Cut straight pieces of about two to three and a half inches long, which are clear of any nodules or deformities. Elder reeds, particularly the baritone and bass are generally much shorter than cane reeds would be. It is worth noting that the smaller tenor reeds can be made more easily from elder than from cane and, as most of us know, good small cane is hard to come by.

First steps.

Make all sorts of lengths but generally stick to around one and a half inches to two inches overall for tenors and two and a half to three and a half inches for baritone and bass.

Lengths are not so critical because the bores vary so much. You could find you have a two- inch bass and a three-inch baritone although the bass will have a much wider bore.

Remove the bark and then the pith. The bark comes off very easily. The pith needs a stiff iron wire flattened at the end, or small drill to get it out. Geoff Wooff suggested a ceramic tile saw blade, which is excellent for cleaning out. Work from either end and the middle piece will then usually push out with little difficulty. Try to remove all the pith and finally blow out the remaining loose particles.

The tongue should be cut on the most concave part of the stick. Elder is not usually per- fectly straight and if you cut on any other face the tongue will distort outwards during the drying process and will never make a good reed. I discovered by experiment that, cut the way I suggest, there is no need to tie the tongue closed for the drying out process.


Using a single sided razor blade, or an old style blade broken in two (watch your fingers), cut the top of the tongue about one third to under a half way through the tube. Keep the cut at roughly the angle shown in the drawing and make sure it is equal on both sides. When it is in as far as necessary bend the blade so that a little split occurs. The nice thing is that unlike cane it will not split very far. Turn the blade into the split and cut the tongue down carefully, without trying to split the wood (as you would with cane). You need to stay in control of the tongue shape. Working gradually outwards, bring the tongue to the inside wall and remove the blade. The tongue must remain reasonably airtight so care is needed during this operation not to run off the required line of cut. The length of tongue depends on the type of reed wanted of course, but it is not hypercritical. If all looks good at this point, take some heavily waxed (cobbler’s wax) hemp thread and wrap about six turns around the reed below the cut.
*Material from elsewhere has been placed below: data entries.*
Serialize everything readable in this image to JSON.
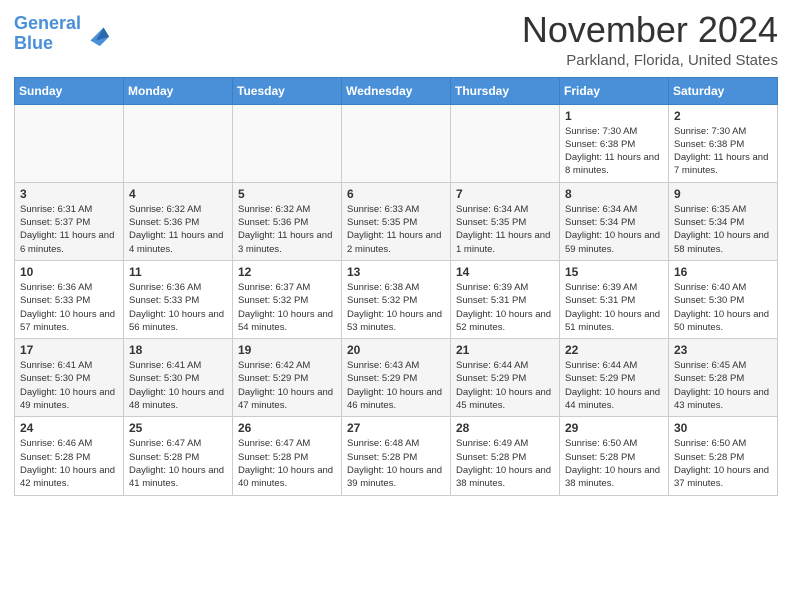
{
  "header": {
    "logo_line1": "General",
    "logo_line2": "Blue",
    "month": "November 2024",
    "location": "Parkland, Florida, United States"
  },
  "days_of_week": [
    "Sunday",
    "Monday",
    "Tuesday",
    "Wednesday",
    "Thursday",
    "Friday",
    "Saturday"
  ],
  "weeks": [
    [
      {
        "num": "",
        "info": ""
      },
      {
        "num": "",
        "info": ""
      },
      {
        "num": "",
        "info": ""
      },
      {
        "num": "",
        "info": ""
      },
      {
        "num": "",
        "info": ""
      },
      {
        "num": "1",
        "info": "Sunrise: 7:30 AM\nSunset: 6:38 PM\nDaylight: 11 hours\nand 8 minutes."
      },
      {
        "num": "2",
        "info": "Sunrise: 7:30 AM\nSunset: 6:38 PM\nDaylight: 11 hours\nand 7 minutes."
      }
    ],
    [
      {
        "num": "3",
        "info": "Sunrise: 6:31 AM\nSunset: 5:37 PM\nDaylight: 11 hours\nand 6 minutes."
      },
      {
        "num": "4",
        "info": "Sunrise: 6:32 AM\nSunset: 5:36 PM\nDaylight: 11 hours\nand 4 minutes."
      },
      {
        "num": "5",
        "info": "Sunrise: 6:32 AM\nSunset: 5:36 PM\nDaylight: 11 hours\nand 3 minutes."
      },
      {
        "num": "6",
        "info": "Sunrise: 6:33 AM\nSunset: 5:35 PM\nDaylight: 11 hours\nand 2 minutes."
      },
      {
        "num": "7",
        "info": "Sunrise: 6:34 AM\nSunset: 5:35 PM\nDaylight: 11 hours\nand 1 minute."
      },
      {
        "num": "8",
        "info": "Sunrise: 6:34 AM\nSunset: 5:34 PM\nDaylight: 10 hours\nand 59 minutes."
      },
      {
        "num": "9",
        "info": "Sunrise: 6:35 AM\nSunset: 5:34 PM\nDaylight: 10 hours\nand 58 minutes."
      }
    ],
    [
      {
        "num": "10",
        "info": "Sunrise: 6:36 AM\nSunset: 5:33 PM\nDaylight: 10 hours\nand 57 minutes."
      },
      {
        "num": "11",
        "info": "Sunrise: 6:36 AM\nSunset: 5:33 PM\nDaylight: 10 hours\nand 56 minutes."
      },
      {
        "num": "12",
        "info": "Sunrise: 6:37 AM\nSunset: 5:32 PM\nDaylight: 10 hours\nand 54 minutes."
      },
      {
        "num": "13",
        "info": "Sunrise: 6:38 AM\nSunset: 5:32 PM\nDaylight: 10 hours\nand 53 minutes."
      },
      {
        "num": "14",
        "info": "Sunrise: 6:39 AM\nSunset: 5:31 PM\nDaylight: 10 hours\nand 52 minutes."
      },
      {
        "num": "15",
        "info": "Sunrise: 6:39 AM\nSunset: 5:31 PM\nDaylight: 10 hours\nand 51 minutes."
      },
      {
        "num": "16",
        "info": "Sunrise: 6:40 AM\nSunset: 5:30 PM\nDaylight: 10 hours\nand 50 minutes."
      }
    ],
    [
      {
        "num": "17",
        "info": "Sunrise: 6:41 AM\nSunset: 5:30 PM\nDaylight: 10 hours\nand 49 minutes."
      },
      {
        "num": "18",
        "info": "Sunrise: 6:41 AM\nSunset: 5:30 PM\nDaylight: 10 hours\nand 48 minutes."
      },
      {
        "num": "19",
        "info": "Sunrise: 6:42 AM\nSunset: 5:29 PM\nDaylight: 10 hours\nand 47 minutes."
      },
      {
        "num": "20",
        "info": "Sunrise: 6:43 AM\nSunset: 5:29 PM\nDaylight: 10 hours\nand 46 minutes."
      },
      {
        "num": "21",
        "info": "Sunrise: 6:44 AM\nSunset: 5:29 PM\nDaylight: 10 hours\nand 45 minutes."
      },
      {
        "num": "22",
        "info": "Sunrise: 6:44 AM\nSunset: 5:29 PM\nDaylight: 10 hours\nand 44 minutes."
      },
      {
        "num": "23",
        "info": "Sunrise: 6:45 AM\nSunset: 5:28 PM\nDaylight: 10 hours\nand 43 minutes."
      }
    ],
    [
      {
        "num": "24",
        "info": "Sunrise: 6:46 AM\nSunset: 5:28 PM\nDaylight: 10 hours\nand 42 minutes."
      },
      {
        "num": "25",
        "info": "Sunrise: 6:47 AM\nSunset: 5:28 PM\nDaylight: 10 hours\nand 41 minutes."
      },
      {
        "num": "26",
        "info": "Sunrise: 6:47 AM\nSunset: 5:28 PM\nDaylight: 10 hours\nand 40 minutes."
      },
      {
        "num": "27",
        "info": "Sunrise: 6:48 AM\nSunset: 5:28 PM\nDaylight: 10 hours\nand 39 minutes."
      },
      {
        "num": "28",
        "info": "Sunrise: 6:49 AM\nSunset: 5:28 PM\nDaylight: 10 hours\nand 38 minutes."
      },
      {
        "num": "29",
        "info": "Sunrise: 6:50 AM\nSunset: 5:28 PM\nDaylight: 10 hours\nand 38 minutes."
      },
      {
        "num": "30",
        "info": "Sunrise: 6:50 AM\nSunset: 5:28 PM\nDaylight: 10 hours\nand 37 minutes."
      }
    ]
  ]
}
Finish the reed by tapering the end to suit the reed seat and cover it over by wrapping with waxed hemp as usual.

Geoff Wooff told me that many old ones he had seen were wrapped at both ends. Perhaps this was to stop splitting in later life - or when drying out so I take no chances and wrap both ends, just in case. It certainly does no harm.

Leave it somewhere so that air can pass around it but not in direct sunlight or heat.

After drying.

At least two weeks later try to finish one and you will soon discover if it has dried well enough to use. If it seems OK block the top with a drop of sealing or cobbler’s wax. Now suck it and see. Just air? Not to worry, it has a good chance. Elder will not work unless it is quite heavily weighted on the tongue, even resorting to lead or iron shot embedded in the wax at times is acceptable to connoisseurs. This also flattens the pitch of course, and these reeds can be flattened a remarkable amount. The tongue may be found to be too stiff and if so scrape it at the fulcrum as you would cane to ease it up. If it is too weak - or too flat, you can try tying a waxed hemp bridle just above the fulcrum. Even if it stops when blown hard with the mouth, try it in your drone. Many elder reeds sound as if they will never work when blown or sucked by the mouth (and vice versa).